Besides prohibition can only be had in this State in the manner and in the places and to the extent pointed out by the Constitution and the statutes enacted pursuant to section 20 of article 16 of the Constitution. Holley v. State, 14 Texas Crim. App., 505; Stallworth v. State, 16 Texas Crim. App., 345; Steele v. State, 19 Texas Crim. App., 425.
It is unconstitutional because it seeks to deal with a subject under a police regulation which has been for half a century in this State, a matter of constitutional control and in a way disregardful of the Constitution. It is a subject which at all times must be treated with reference to the Constitution. See sec. 48 of art. 12, Constitution 1869, and sec. 20 of art. 16 of Constitution of 1876.
F.J. McCord, Assistant Attorney-General, for the State, and V.H. Stark, City Attorney, and Holland Holland, for respondent. — By article 453 — Sayles' Civil Statutes — 97, the City of Orange had the right: "To abate and remove nuisances and to punish the authors thereof by penalties, fine and imprisonment and to define and declare what shall be nuisances and authorize and direct the summary abatement thereof."
By article 464, same statute, the City Council of the City of Orange have power to pass, publish, amend or repeal all ordinances, rules and police regulations not contrary to the Constitution of the State for the good government, peace and order of the city, etc. Cunningham v. City of Giffin, 33 S.S.E. Rep., 664, holds that under legislative power to protect morals, cities can prohibit sale of liquor. Ex parte Delaney, 43 Cal. 478; North Chicago C. Ry. v. Lake View, 105 Ill. 207; State v. Haines, 58 Pac. Rep., 39; Goddard v. Jacksonville, 15 Ill. 589; Swift v. People, 63 Ill. App. 453; In re Wilson, 19 N.W. Rep., 723; Harbaugh v. City of Monmouth, 74 Ill. 367; Ketterling v. City of Jacksonville, 50 Ill. 39; Northwestern Fert. Co. v. Village of Hyde Park, 97 U.S. 659; Brady v. Weeks, 3 Barb. (N.Y.S.C.), 159; Rhodes v. Dunbar, 57 Pa., 274.

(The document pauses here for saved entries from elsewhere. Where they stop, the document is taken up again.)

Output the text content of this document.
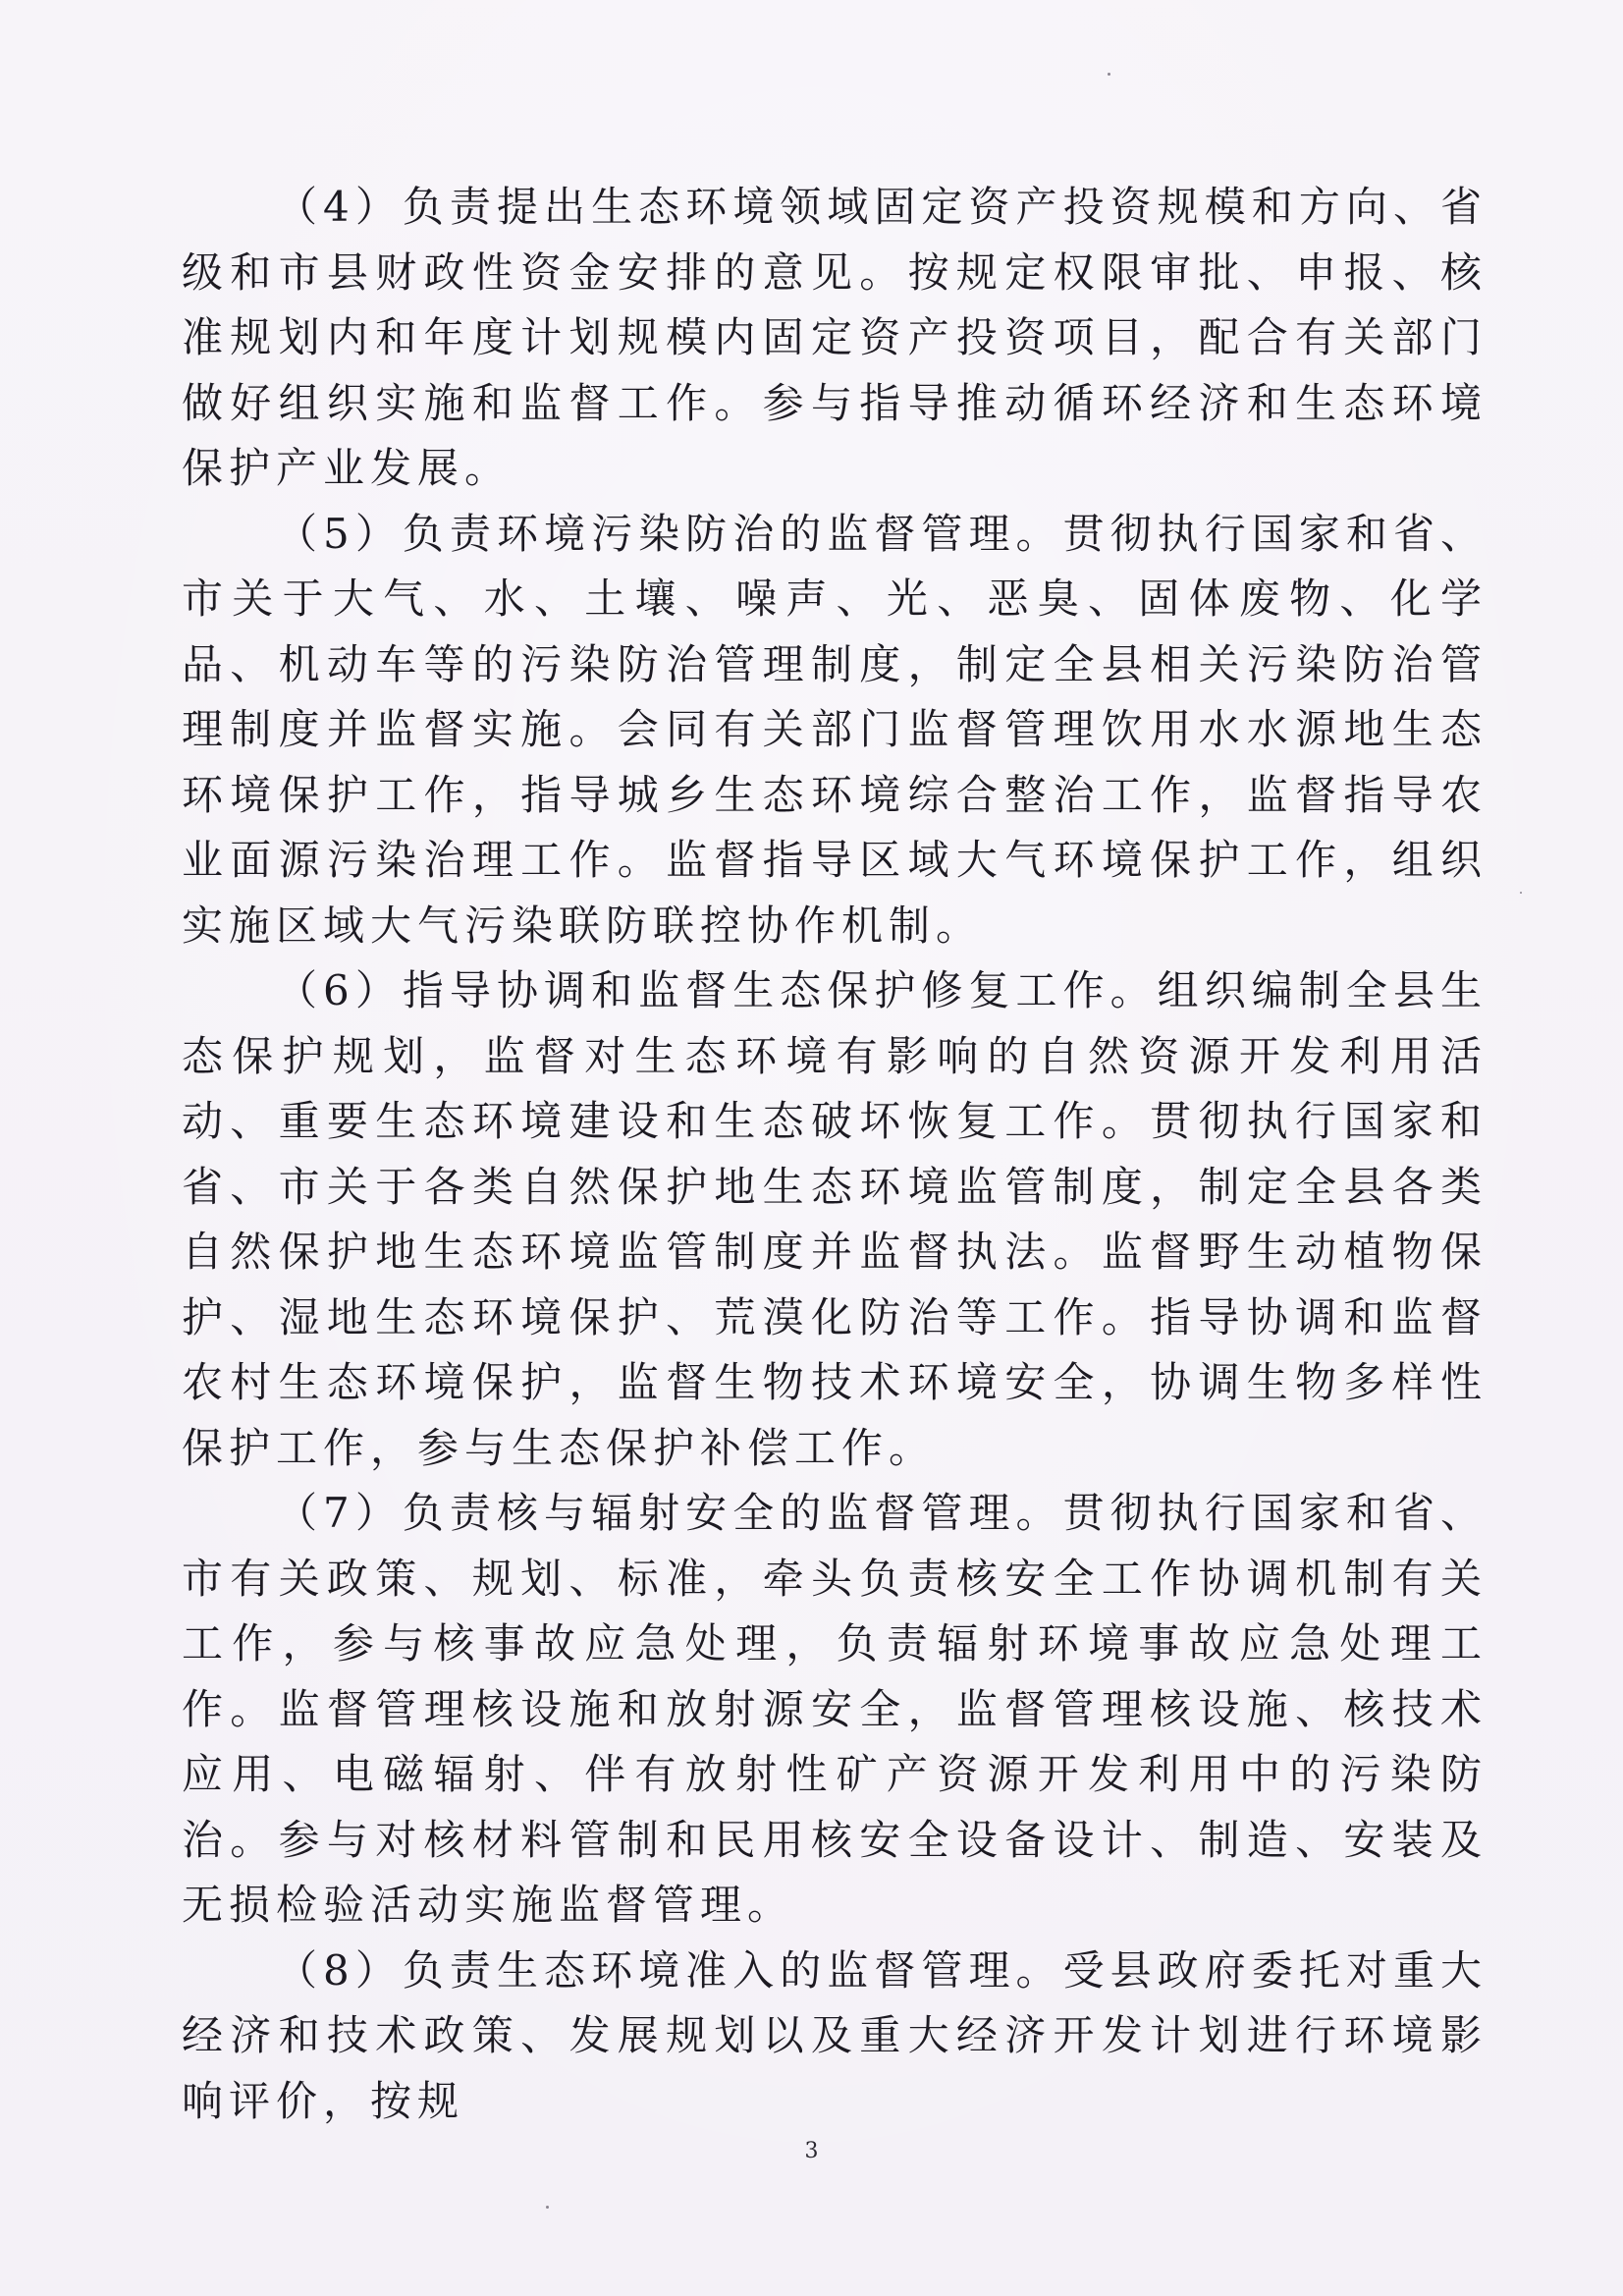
（4）负责提出生态环境领域固定资产投资规模和方向、省级和市县财政性资金安排的意见。按规定权限审批、申报、核准规划内和年度计划规模内固定资产投资项目，配合有关部门做好组织实施和监督工作。参与指导推动循环经济和生态环境保护产业发展。

（5）负责环境污染防治的监督管理。贯彻执行国家和省、市关于大气、水、土壤、噪声、光、恶臭、固体废物、化学品、机动车等的污染防治管理制度，制定全县相关污染防治管理制度并监督实施。会同有关部门监督管理饮用水水源地生态环境保护工作，指导城乡生态环境综合整治工作，监督指导农业面源污染治理工作。监督指导区域大气环境保护工作，组织实施区域大气污染联防联控协作机制。

（6）指导协调和监督生态保护修复工作。组织编制全县生态保护规划，监督对生态环境有影响的自然资源开发利用活动、重要生态环境建设和生态破坏恢复工作。贯彻执行国家和省、市关于各类自然保护地生态环境监管制度，制定全县各类自然保护地生态环境监管制度并监督执法。监督野生动植物保护、湿地生态环境保护、荒漠化防治等工作。指导协调和监督农村生态环境保护，监督生物技术环境安全，协调生物多样性保护工作，参与生态保护补偿工作。

（7）负责核与辐射安全的监督管理。贯彻执行国家和省、市有关政策、规划、标准，牵头负责核安全工作协调机制有关工作，参与核事故应急处理，负责辐射环境事故应急处理工作。监督管理核设施和放射源安全，监督管理核设施、核技术应用、电磁辐射、伴有放射性矿产资源开发利用中的污染防治。参与对核材料管制和民用核安全设备设计、制造、安装及无损检验活动实施监督管理。

（8）负责生态环境准入的监督管理。受县政府委托对重大经济和技术政策、发展规划以及重大经济开发计划进行环境影响评价，按规

3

Relator was arrested under proper complaint issued out of the city court of the town of Orange, and charged with selling whisky in violation of an ordinance inhibiting the sale of whisky within certain prescribed limits of said town. The statement of facts shows that he violated said ordinance, if same is a valid ordinance, and authorized by the general incorporation act of this State. We held in the case of Ex parte William Smith, opinion delivered April 24, 1907, that this ordinance was invalid by reason of the fact that the general incorporation act does not authorize cities incorporated thereunder to establish saloon limits, and we held that the same cannot be established under the provisions of the general incorporation act, which declares a city can abate nuisances. There must be special authority in the general incorporation act authorizing said ordinance.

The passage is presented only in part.